Hal senada diungkapkan, Sekretaris Utama BNPB Lilik Kurniawan. Ia mengatakan, dengan mengetahui potensi bahaya dan kerentanannya, masyarakat diharapkan sadar akan risiko tsunami.
"Masyarakat juga diharapkan dapat melakukan upaya-upaya mitigasi dan kesiapsiagaan berbasis komunitas guna mengurangi risiko bencana," katanya.
Salah satu langkah upaya mitigasi tsunami bagi masyarakat yang tinggal di daerah rawan tsunami adalah dengan menanam mangrove. Karena, mangrove bisa menjadi pelindung dari terjangan tsunami. Tak hanya itu, intuk mengurangi dampak bencana yang paling penting adalah kesiapsiagaan akan ancaman tsunami.
"Kita tinggal di daerah rawan tsunami, kita harus mengerti harus pergi (evakuasi) kemana, karena selamat adalah hak kita semua, caranya adalah kita harus mempunyai ilmunya dan harus mengerti bagaimana cara, kemudian harus dilatih secara terus menerus," jelasnya.
Ia juga menekankan, penanggulangan bencana tidak hanya menjadi tanggungjawab pemerintah baik itu pemerintah pusat maupun daerah, karena bencana adalah urusan bersama seluruh elemen bangsa. Pemerintah pusat dan daerah hanya menjadi penanggungjawab utama untuk penanggulangan bencana.
"lnsya Allah kita bisa menangani bencana dengan baik," ucapnya.
Hal senada diungkapkan, Direktur Kesiapsiagaan BNPB, Pangarso Suryotomo. Ia menyatakan, masyarakat harus dilibatkan dalam meningkatkan kesiapsiagaan bencana. "Semua kegiatan terkait kesiapsiagaan, mitigasi dan edukasi, harus melibatkan masyarakat dan informasi diberikan secara aktual dan terpercaya bagi masyarakat sehingga masyarakat dapat memedomani informasi tersebut," kata Pangarso.

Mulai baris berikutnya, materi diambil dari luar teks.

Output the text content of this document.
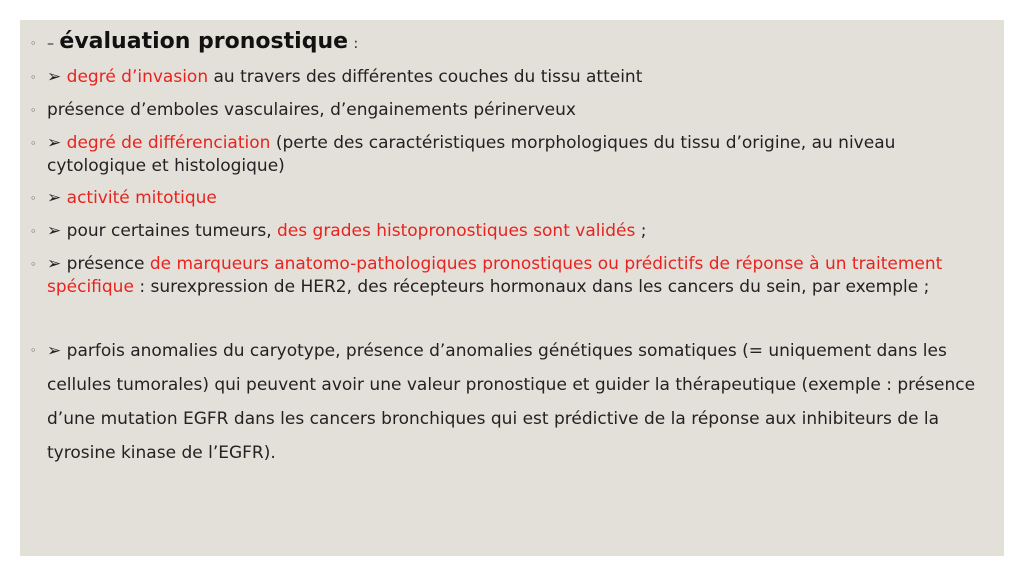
◦ – évaluation pronostique :
◦ ➢ degré d’invasion au travers des différentes couches du tissu atteint
◦ présence d’emboles vasculaires, d’engainements périnerveux
◦ ➢ degré de différenciation (perte des caractéristiques morphologiques du tissu d’origine, au niveau cytologique et histologique)
◦ ➢ activité mitotique
◦ ➢ pour certaines tumeurs, des grades histopronostiques sont validés ;
◦ ➢ présence de marqueurs anatomo-pathologiques pronostiques ou prédictifs de réponse à un traitement spécifique : surexpression de HER2, des récepteurs hormonaux dans les cancers du sein, par exemple ;
◦ ➢ parfois anomalies du caryotype, présence d’anomalies génétiques somatiques (= uniquement dans les cellules tumorales) qui peuvent avoir une valeur pronostique et guider la thérapeutique (exemple : présence d’une mutation EGFR dans les cancers bronchiques qui est prédictive de la réponse aux inhibiteurs de la tyrosine kinase de l’EGFR).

Pada Hari Kesadaran Tsunami Sedunia ini, BNPB mengajak semua unsur pentaheliks untuk selalu ingat dan waspada terhadap potensi bahaya tsunami, khususnya bagi masyarakat yang tinggal di kawasan pesisir pantai. Pada Jumat (5/11) kemarin di kawasan Pantai Mbah Drajid yang terletak di Kabupaten Lumajang, Jawa Timur BNPB bersama dengan komunitas pengurangan risiko bencana yang berasal dari FPRB Provinsi Jatim, LPBI NU Provinsi Jatim, LPBI NU Lumajang, Rumah Zakat, Human Initiative, DNA Foundation, Komunitas Land Cruiser Indonesia, Pemuda Muhammadiyah, Setia Hati, Pemuda Pancasila, unsur TNI-POLRI, pemerintah desa dan masyarakat umum menaman pohon mangrove.
Selain melakukan penanam pohon mangrove, peringatan Hari Kesadaran Tsunami Sedunia ini juga diisi dengan sesi edukasi terkait tsunami. Lilik menuturkan, kesiapsiagaan harus dimulai dari tingkat individu dan komunitas. Dengan semakin banyaknya komunitas yang sadar akan arti penting kesiapsiagaan terhadap bahaya tsunami, kapasitas kolektif masyarakat diharapkan juga semakin meningkat.